The resting structure that you find yourself in with this injury, may feel like how your body has adapted to the injury – but I would invite you to consider it differently – that your leg was already in this posture before the injury which made it more susceptible. There is a chance that you can work out why you ended up adopting this posture, but more importantly it is key to recognise that healing the meniscus requires one key thing: that you remove the pressure from the meniscus itself by altering the resting posture of the bones. Even if you have surgery, the surgery will not alter the resting pattern that you have adopted. So either way to minimise the risk of it happening again in the future AND to create an environment for healing you must address the bony positions and inter-relationships so as to re-educate the body to move differently and place less pressure on the meniscus itself.
1. Teaching the foot bones to supinate
2. The femur to externally rotate (patella facing outwards)
3. The knee to straighten with a femur rotating externally (not internally)
4. Pelvic rotation toward the leg
5. Maybe some posterior tilt
The teachings of this approach are all available in my Closed Chain Biomechanics of the Lower Limb online course which is CPD accredited and comes with a certificate too. Also as someone who may wish to work with their feet and create a more comfortable environment in your knees then please check out our Wake Your Feet Up programme as well
The knee is a complex entity for people to understand. I consider it to be grossly misunderstood, and for that reason many therapists struggle with the knee. When in reality it is simply an improved organisation and combinations of just four movements: Knee flexion and extension coupled with knee external and internal rotation.
There is no frontal plane in the knee to consider…. If there is, then you genuinely either have a problem already or you are asking for trouble.

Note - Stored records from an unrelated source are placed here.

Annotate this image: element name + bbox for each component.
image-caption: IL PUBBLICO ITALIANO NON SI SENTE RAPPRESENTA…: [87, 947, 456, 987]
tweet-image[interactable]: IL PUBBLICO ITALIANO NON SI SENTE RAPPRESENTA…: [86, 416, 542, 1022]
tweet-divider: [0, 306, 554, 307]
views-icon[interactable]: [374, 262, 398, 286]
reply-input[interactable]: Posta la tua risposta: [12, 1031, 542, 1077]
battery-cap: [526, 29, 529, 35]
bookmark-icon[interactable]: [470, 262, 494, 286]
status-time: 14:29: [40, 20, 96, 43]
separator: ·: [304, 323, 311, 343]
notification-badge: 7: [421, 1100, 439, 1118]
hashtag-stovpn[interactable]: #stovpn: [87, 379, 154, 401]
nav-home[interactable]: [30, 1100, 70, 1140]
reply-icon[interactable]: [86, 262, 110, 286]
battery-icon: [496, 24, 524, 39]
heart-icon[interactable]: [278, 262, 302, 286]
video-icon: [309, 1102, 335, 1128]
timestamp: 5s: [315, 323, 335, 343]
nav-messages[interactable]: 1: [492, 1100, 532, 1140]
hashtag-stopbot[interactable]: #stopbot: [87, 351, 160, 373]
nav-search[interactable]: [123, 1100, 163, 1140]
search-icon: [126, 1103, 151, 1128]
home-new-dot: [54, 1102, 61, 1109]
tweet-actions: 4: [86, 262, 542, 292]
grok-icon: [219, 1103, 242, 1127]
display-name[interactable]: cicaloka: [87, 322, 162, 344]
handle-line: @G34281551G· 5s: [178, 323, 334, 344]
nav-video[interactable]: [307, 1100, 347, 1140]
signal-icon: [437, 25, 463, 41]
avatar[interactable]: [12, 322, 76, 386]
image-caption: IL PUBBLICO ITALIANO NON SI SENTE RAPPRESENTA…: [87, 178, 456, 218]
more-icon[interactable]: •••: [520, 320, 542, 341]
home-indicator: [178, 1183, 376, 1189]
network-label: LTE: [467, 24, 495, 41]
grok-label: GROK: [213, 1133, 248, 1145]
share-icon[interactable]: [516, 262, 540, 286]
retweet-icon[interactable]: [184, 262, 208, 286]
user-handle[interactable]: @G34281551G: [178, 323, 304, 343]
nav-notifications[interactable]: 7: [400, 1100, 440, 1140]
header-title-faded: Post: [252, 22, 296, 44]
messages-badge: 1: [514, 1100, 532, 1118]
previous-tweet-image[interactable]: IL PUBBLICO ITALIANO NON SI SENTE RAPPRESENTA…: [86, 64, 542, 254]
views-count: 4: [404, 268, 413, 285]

When viewed from front on, if you are seeing a distortion in the frontal plane, it is because you have not considered that you are looking straight on at a leg that has rotated internally. If you adjust your perspective to observe the knee from the new straight on position, i.e. take the rotation into account, you will see that the knee is not adjusted in the frontal plane. When a knee bends, it is the outcome of foot pronation and leg internal rotation that gives the knee the appearance of having motion in the frontal plane.
One other way of bending the knee is to bend it outwards toward the 4th and 5th (little) toes – sending the patella outwards – thus creating an knee internal rotation. This can only happen on a supinating foot. If the foot (like most) cannot supinate well, then it is likely to be experienced by losing contact with the first metatarsal head (or big toe knuckle) which converts the foots motion into nothing more than an inversion with all the pressure on the outside of that foot. This outside edge approach ironically limits the rotation in the knee, much the same as if we fail to get pressure in the first metatarsal (big toe knuckle), we lose the potential for knee external rotation. Poor foot mechanics directly impact the knee and its connective structures, meniscus, ligaments and muscles and tendons.
Your first consideration for knee injuries must be the communication that the knee receives from the foot’s interaction with the ground. A rule of thumb is that foot motion is either good…. or it’s not. And that is one good reason as to why we have so many knee problems in both sport and society.